• [^] # Re: Pourquoi pas les medocs plutôt que les cosmétiques?

    Posté par . En réponse au journal Open Food Facts dépasse les 30 000 produits. Évalué à 10.

    http://www.lexpress.fr/actualite/societe/sante/medicaments-generiques-le-cri-d-alarme-des-medecins_1236973.html

    http://www.medisite.fr/medicaments-et-risques-sante-la-verite-sur-les-medicaments-generiques.173291.70.html

    http://sante.lefigaro.fr/social/sante-publique/medicaments-generiques/generiques-sont-ils-moins-efficaces

    Etc.

    Sans vouloir être taquin, la plupart de ces articles sont polémiques et mal sourcés. Un micro-trottoir, fût-il de médecins en colère, n'a jamais fait une preuve scientifique.

    C'est faux, un générique n'est pas une copie conforme et de plus diffère au niveau des excipients.

    En effet, un générique n'est pas une copie conforme.
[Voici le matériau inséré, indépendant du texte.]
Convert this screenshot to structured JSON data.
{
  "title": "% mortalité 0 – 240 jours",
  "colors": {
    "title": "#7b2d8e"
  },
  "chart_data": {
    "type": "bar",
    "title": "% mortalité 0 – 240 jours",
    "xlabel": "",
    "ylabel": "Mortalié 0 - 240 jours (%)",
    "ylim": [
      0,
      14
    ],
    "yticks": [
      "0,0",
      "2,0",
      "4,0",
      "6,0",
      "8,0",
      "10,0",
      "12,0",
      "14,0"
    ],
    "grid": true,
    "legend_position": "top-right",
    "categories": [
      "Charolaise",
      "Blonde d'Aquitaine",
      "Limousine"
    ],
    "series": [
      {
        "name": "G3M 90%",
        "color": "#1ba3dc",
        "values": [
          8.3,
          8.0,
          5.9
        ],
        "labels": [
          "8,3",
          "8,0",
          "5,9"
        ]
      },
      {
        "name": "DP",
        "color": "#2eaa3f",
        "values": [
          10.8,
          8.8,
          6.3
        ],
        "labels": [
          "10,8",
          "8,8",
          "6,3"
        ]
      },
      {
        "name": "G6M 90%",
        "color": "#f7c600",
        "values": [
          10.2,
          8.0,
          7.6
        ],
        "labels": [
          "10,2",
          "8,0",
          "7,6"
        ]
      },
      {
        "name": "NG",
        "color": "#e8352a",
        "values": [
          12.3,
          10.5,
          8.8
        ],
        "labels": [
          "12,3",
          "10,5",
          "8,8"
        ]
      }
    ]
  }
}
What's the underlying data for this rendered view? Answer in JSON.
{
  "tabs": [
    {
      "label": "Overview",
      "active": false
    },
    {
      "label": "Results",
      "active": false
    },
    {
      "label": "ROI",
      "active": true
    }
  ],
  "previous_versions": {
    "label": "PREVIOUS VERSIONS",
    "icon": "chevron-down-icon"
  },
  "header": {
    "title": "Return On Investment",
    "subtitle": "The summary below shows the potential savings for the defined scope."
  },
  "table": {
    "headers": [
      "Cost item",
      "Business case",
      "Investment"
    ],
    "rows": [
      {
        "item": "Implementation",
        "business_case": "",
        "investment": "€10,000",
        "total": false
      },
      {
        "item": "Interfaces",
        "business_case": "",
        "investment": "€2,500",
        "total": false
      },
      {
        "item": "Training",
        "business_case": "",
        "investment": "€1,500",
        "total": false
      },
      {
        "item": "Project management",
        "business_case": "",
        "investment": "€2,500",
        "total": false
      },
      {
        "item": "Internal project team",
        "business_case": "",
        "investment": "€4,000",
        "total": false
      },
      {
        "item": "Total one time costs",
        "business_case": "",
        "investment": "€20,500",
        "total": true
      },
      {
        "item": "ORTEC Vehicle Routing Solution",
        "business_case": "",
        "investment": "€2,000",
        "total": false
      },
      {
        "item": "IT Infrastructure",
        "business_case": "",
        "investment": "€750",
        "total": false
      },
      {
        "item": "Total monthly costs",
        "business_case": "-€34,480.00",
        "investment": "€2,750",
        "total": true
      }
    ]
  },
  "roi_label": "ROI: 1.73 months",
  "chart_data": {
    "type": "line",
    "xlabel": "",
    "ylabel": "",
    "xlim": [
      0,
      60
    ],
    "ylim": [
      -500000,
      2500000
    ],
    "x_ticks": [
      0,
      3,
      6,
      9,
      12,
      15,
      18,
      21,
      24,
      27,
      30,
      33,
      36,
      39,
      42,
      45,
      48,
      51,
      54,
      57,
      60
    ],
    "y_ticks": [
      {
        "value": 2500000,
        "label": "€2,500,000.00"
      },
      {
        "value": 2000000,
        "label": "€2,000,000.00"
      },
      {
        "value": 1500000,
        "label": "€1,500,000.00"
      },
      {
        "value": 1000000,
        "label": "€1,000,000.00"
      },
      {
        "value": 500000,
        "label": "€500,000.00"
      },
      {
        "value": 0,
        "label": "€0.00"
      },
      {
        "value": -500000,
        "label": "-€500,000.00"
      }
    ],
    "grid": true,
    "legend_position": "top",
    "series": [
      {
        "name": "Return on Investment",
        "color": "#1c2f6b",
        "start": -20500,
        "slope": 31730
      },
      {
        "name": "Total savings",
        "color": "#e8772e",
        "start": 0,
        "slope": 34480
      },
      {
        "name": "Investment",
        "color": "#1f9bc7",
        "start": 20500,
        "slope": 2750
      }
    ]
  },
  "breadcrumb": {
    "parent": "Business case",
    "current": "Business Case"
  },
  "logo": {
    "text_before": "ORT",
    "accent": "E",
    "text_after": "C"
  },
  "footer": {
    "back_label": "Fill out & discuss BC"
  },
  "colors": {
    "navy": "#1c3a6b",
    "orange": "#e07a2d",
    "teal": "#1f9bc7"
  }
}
Mais si par molécule il voulait parler de la substance active (qui fait l'efficacité du médicament), en effet, il s'agit bien de la même. Les excipients diffèrent, c'est un fait. Comme ils peuvent être différents entre la forme comprimés à croquer et la forme effervescente du princeps d'un même laboratoire par exemple.

    D'ailleurs, le médecin de ma grand-mère

    Boh... pas top comme argument d'autorité ;)

    a été formel concernant les anticoagulants qu'elle prend : « JAMAIS de générique, JAMAIS ! ».

    A ma connaissance (et à l'exclusion des injectables), il n'existe pas d'anticoagulant qui soit génériqué actuellement en France (un antiagrégant plaquettaire peut être ?).

    la grosse majorité des génériques sont fabriqués à l'étranger. La moitié des génériques viennent de Chine, la majeure partie du reste provient d'Inde, du Brésil, de Russie, du Mexique ou encore de la Turquie.

    En effet, c'est également le cas des princeps. Cf l'affaire des héparines chinoises à la chondroïtine en 2008 ou les fréquents problèmes de défauts de stérilité des pénicillines importées d'asie.

    Encore faux, au point qu'il y a officiellement une tolérance de 7% d'efficacité en moins et qui, si en général elle ne descend que rarement en-dessous de 10%, peut être plus de 30% moins efficace, ce qui pose de sérieux problèmes avec certains médicaments où le dosage précis est important.

    Pas tout à fait. Ce qu'on demande à un médicament générique, en plus de l'évident respect des bonnes pratiques de fabrication, c'est de satisfaire à un essai de bioéquivalence (cf documents en libre accès sur le site de l'agence nationale de sécurité du médicament) (dont les injectables sont dispensés, ce qui soulève des questions, mais c'est un autre débat).

    L'essai de bioéquivalence vise à démontrer qu'après une administration du médicament générique, les concentrations en ce médicament retrouvées dans le sang du patient seront comparables à celles mesurées dans les mêmes conditions pour un patient ayant pris une dose identique de princeps (je dis patient, mais en pratique ces tests sont réalisés sur des volontaires sains).

    On ne cherche donc pas à mesurer une "efficacité", mais simplement à vérifier que la personne qui prend le générique est exposée de la même façon à la molécule active qu'elle ai pris une dose du médicament générique ou la même dose du princeps.

    Ensuite, on tolère bien une marge d'écart, mais c'est un peu plus subtil que ça : on réalise une analyse de la variance (une ANOVA) sur les paramètres pharmacocinétiques observés (la concentration maximum mesurée chez le patient (Cmax), l'aire sous la courbe concentration/temps (AUC)) obtenus avec le princeps et le candidat générique. C'est alors que la marge intervient : pour que le générique sont considéré équivalent au princeps, il faut que l'intervalle de confiance à 90% (IC 90) de ces paramètres pharmacocinétiques (Cmax et AUC) moyens sont inclus dans l'intervalle [80-125%].

    Ce qui n'est pas tout à fait (!) la même chose que dire qu'un "écart d'efficacité de 30%" est accepté.

    En outre, pour les médicaments à marge thérapeutique étroite, l'intervalle d'acceptation de bioéquivalence est réduit à [90-111%].

    En effet, pour les médicaments où un faible écart de dosage fait une grande différence (les hormones thyroïdiennes, les antiépileptiques pour prendre des exemples souvent retrouvés), il est capital de ne pas déséquilibrer le traitement des patients. On observera cependant que l'écart toléré entre les génériques et les princeps... est comparable à celui accepté entre deux lots successifs du médicament princeps.